Our flight was at 12:30 p.m., and we were scheduled to arrive in Charlotte at 4:30 p.m. We had wisely anticipated the effects of jet lag and planned to stay the night in Charlotte rather than driving home, since 4:30 p.m. Charlotte Time was 9:30 p.m. London Time. (And, surprisingly, I found that I remained on London Time much longer after returning than I had remained on Charlotte Time in England three weeks ago).
It was bittersweet to climb higher and higher in the sky and watch the City of London, and then the little patchwork-quilt fields and hedgerows and stone fences of the beautiful countryside through which we had traveled the past three weeks - "England's green and pleasant land" - disappear below us, finally vanishing suddenly in clouds.
What a surprise (we should have expected it) to find Charlotte baking in the 90s, the heat and humidity hitting us in the face when we stepped outside. We were to discover that the East Coast was experiencing unprecedented heat, while snow was coming early to Montana.
After a good night's rest, we left for home, through the hot, sticky humidity of the upstate. How true it is that travel gives you a different perspective! I was struck, as if seeing it for the first time, by the roadside trash, the junk cars, the vacant fields in which no livestock grazed, the falling-down buildings of that particularly poverty-stricken stretch of rural roadside between Charlotte and home. We stopped in the middle of nowhere at a red light, waiting and waiting, and I found myself thinking, "This intersection needs a roundabout!" Yes, they really do work.

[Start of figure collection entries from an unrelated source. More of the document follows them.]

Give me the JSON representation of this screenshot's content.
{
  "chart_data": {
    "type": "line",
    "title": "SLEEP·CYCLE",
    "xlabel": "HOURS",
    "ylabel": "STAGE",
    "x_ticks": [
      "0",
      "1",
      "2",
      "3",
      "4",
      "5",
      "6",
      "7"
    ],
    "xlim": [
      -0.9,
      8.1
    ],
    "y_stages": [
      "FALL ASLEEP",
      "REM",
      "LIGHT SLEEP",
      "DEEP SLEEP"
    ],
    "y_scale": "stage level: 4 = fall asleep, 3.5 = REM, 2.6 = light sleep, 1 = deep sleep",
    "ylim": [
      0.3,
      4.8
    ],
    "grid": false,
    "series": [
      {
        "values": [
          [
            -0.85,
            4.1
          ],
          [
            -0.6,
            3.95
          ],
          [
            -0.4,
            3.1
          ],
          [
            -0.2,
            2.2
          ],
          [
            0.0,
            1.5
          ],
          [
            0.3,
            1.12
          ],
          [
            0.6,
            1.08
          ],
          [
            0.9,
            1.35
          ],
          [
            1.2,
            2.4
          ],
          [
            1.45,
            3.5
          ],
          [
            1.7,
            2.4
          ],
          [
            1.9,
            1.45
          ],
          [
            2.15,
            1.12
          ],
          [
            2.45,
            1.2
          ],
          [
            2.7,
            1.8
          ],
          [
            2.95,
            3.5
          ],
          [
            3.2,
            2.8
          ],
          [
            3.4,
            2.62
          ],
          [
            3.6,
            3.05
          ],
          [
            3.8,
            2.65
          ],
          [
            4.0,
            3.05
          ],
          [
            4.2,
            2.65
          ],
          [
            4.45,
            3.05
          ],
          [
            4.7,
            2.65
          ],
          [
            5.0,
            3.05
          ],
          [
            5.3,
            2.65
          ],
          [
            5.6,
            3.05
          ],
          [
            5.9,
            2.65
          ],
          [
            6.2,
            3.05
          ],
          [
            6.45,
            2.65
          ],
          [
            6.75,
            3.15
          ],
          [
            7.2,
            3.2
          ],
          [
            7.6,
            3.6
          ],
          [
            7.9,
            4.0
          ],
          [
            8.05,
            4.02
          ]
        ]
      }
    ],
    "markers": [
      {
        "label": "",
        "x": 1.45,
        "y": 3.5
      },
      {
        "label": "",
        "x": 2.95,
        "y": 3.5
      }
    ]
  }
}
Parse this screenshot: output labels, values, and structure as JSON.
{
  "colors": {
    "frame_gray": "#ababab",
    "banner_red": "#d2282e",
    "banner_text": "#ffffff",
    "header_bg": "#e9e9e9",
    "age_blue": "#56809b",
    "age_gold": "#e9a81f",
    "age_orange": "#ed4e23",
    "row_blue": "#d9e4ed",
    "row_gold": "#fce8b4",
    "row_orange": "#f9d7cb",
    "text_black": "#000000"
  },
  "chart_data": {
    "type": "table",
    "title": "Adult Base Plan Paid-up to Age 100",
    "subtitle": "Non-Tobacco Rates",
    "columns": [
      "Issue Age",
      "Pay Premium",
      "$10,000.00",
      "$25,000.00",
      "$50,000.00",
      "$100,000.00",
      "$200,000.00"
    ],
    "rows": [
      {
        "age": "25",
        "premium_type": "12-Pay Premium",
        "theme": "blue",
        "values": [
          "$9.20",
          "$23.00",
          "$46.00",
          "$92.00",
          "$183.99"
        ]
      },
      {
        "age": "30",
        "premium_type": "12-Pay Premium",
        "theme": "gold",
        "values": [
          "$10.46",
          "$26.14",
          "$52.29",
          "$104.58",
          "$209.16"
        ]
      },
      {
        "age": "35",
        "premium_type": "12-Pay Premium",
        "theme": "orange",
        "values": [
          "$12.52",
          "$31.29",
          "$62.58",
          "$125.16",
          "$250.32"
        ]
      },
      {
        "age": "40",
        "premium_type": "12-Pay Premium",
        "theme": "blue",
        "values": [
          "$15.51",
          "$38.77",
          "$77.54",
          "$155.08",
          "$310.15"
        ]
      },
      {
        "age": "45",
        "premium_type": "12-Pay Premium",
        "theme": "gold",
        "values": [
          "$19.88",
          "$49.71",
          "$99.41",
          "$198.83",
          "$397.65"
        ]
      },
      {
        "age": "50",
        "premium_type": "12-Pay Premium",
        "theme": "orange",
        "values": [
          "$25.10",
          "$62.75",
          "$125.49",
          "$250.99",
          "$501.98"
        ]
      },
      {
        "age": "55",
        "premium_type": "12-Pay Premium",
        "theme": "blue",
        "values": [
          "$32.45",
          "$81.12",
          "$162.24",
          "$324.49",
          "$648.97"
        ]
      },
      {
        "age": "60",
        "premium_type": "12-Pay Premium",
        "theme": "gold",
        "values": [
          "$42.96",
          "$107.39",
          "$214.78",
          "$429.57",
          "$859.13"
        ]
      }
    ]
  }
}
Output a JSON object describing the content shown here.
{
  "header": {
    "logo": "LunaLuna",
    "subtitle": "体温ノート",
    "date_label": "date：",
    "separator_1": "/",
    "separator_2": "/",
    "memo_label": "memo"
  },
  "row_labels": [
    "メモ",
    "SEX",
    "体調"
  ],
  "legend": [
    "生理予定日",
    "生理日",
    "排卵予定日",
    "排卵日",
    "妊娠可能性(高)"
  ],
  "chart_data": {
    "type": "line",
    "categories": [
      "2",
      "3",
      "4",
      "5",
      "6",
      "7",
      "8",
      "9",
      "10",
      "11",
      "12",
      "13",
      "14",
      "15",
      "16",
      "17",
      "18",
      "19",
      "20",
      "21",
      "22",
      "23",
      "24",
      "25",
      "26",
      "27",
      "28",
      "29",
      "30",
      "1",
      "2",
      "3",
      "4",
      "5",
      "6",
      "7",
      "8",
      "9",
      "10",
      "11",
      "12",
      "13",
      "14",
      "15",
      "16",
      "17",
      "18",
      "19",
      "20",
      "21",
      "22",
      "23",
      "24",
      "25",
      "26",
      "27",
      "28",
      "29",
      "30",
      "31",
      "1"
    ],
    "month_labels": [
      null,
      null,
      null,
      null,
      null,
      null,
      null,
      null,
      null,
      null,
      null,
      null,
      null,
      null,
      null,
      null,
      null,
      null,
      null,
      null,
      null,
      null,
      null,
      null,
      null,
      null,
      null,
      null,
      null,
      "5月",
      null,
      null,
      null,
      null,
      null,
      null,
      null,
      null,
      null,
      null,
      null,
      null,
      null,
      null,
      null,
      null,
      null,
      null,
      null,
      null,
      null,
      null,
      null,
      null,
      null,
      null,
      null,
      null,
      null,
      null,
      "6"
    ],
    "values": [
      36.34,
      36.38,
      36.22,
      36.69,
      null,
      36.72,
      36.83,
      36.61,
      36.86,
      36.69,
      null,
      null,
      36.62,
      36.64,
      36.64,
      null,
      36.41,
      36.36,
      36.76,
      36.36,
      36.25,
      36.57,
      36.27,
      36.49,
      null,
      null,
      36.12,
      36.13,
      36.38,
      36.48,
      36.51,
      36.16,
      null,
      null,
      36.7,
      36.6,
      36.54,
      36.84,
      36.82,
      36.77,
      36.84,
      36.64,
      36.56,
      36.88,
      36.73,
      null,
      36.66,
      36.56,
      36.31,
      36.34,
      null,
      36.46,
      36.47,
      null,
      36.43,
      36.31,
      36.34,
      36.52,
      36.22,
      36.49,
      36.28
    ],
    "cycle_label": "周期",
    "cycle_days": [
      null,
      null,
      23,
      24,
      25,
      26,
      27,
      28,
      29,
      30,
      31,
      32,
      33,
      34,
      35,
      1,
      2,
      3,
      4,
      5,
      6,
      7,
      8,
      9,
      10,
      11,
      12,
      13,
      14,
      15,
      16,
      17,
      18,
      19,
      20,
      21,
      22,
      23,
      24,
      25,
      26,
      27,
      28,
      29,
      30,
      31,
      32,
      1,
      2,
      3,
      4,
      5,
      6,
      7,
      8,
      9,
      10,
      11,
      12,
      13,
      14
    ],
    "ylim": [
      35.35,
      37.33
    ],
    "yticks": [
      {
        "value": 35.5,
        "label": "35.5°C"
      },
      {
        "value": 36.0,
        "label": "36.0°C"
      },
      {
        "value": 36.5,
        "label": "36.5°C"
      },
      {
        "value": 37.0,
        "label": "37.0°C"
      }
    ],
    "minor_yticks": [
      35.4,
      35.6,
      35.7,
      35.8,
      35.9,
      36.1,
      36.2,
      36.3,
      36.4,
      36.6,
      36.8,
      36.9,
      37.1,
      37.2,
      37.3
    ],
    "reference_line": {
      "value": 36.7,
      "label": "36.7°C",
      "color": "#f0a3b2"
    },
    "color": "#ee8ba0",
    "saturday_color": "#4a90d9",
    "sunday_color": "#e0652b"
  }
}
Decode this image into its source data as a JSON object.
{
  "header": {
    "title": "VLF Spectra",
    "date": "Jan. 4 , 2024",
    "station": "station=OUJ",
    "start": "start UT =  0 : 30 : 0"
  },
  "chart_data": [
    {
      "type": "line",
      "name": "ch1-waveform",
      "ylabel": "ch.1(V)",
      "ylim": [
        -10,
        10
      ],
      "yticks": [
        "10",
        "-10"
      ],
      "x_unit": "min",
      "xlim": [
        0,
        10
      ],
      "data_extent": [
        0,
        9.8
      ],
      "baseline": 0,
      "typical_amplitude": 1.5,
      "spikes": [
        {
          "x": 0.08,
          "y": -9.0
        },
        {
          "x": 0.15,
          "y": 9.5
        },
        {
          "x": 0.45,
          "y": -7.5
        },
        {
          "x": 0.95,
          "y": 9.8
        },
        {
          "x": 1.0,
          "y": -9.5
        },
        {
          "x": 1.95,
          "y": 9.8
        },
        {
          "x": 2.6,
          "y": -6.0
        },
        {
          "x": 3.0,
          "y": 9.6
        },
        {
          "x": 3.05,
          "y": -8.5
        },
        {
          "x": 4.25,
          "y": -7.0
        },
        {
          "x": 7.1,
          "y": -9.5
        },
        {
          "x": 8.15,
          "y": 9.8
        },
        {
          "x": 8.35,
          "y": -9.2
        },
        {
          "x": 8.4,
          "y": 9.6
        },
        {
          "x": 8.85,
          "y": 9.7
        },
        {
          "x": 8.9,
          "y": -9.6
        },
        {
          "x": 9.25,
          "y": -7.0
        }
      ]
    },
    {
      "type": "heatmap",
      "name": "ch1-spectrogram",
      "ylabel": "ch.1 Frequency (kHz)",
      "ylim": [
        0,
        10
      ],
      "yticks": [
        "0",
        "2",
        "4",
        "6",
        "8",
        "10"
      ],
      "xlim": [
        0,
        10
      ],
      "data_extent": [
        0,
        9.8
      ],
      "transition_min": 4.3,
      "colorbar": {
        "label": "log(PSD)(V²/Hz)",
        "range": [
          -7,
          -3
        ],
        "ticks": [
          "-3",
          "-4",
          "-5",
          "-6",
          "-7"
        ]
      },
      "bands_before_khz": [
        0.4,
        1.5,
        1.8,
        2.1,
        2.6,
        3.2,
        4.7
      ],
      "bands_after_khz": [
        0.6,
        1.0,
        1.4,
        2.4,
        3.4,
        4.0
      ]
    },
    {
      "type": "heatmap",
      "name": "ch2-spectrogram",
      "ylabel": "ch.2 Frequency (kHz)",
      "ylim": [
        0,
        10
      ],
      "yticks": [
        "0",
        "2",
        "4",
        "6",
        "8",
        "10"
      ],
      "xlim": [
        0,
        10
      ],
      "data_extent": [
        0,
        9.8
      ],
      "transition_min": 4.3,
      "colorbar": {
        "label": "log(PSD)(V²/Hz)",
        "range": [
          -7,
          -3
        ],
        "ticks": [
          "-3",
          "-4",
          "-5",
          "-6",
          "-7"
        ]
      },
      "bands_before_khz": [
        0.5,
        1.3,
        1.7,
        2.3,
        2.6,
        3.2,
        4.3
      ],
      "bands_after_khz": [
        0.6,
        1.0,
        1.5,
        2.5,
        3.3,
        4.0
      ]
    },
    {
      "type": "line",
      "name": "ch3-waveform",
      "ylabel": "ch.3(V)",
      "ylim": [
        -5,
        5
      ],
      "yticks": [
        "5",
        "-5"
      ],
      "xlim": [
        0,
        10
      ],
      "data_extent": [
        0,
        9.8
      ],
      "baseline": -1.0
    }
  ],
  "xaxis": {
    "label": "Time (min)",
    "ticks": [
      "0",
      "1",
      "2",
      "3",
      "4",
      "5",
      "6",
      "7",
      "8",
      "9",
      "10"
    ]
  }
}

But make no mistake: despite the lack of orderly fields and hedgerows and the ruins of old towers and cathedrals, our country is a beautiful one, and as we climbed higher and higher on familiar two-lane roads into the mountains of Western North Carolina, we were glad to be back home again. And our little Town, Highlands, is truly remarkable. It is wonderful to be able to travel, but this is a good place to live, and we were glad to be returning.
So I sit at my desk, reading the notes on the last page of the little diary I kept, looking at the handful of treasures we brought back home with us: a sprig of heather from Scotland; a postcard-sized note card from Shakespeare's birthplace reading, "We know what we are, but know not what we may be" (Hamlet); and three small rocks, one from Scotland, one from Ireland, and one from the coast of England.
But much more than that: memories that will last a lifetime.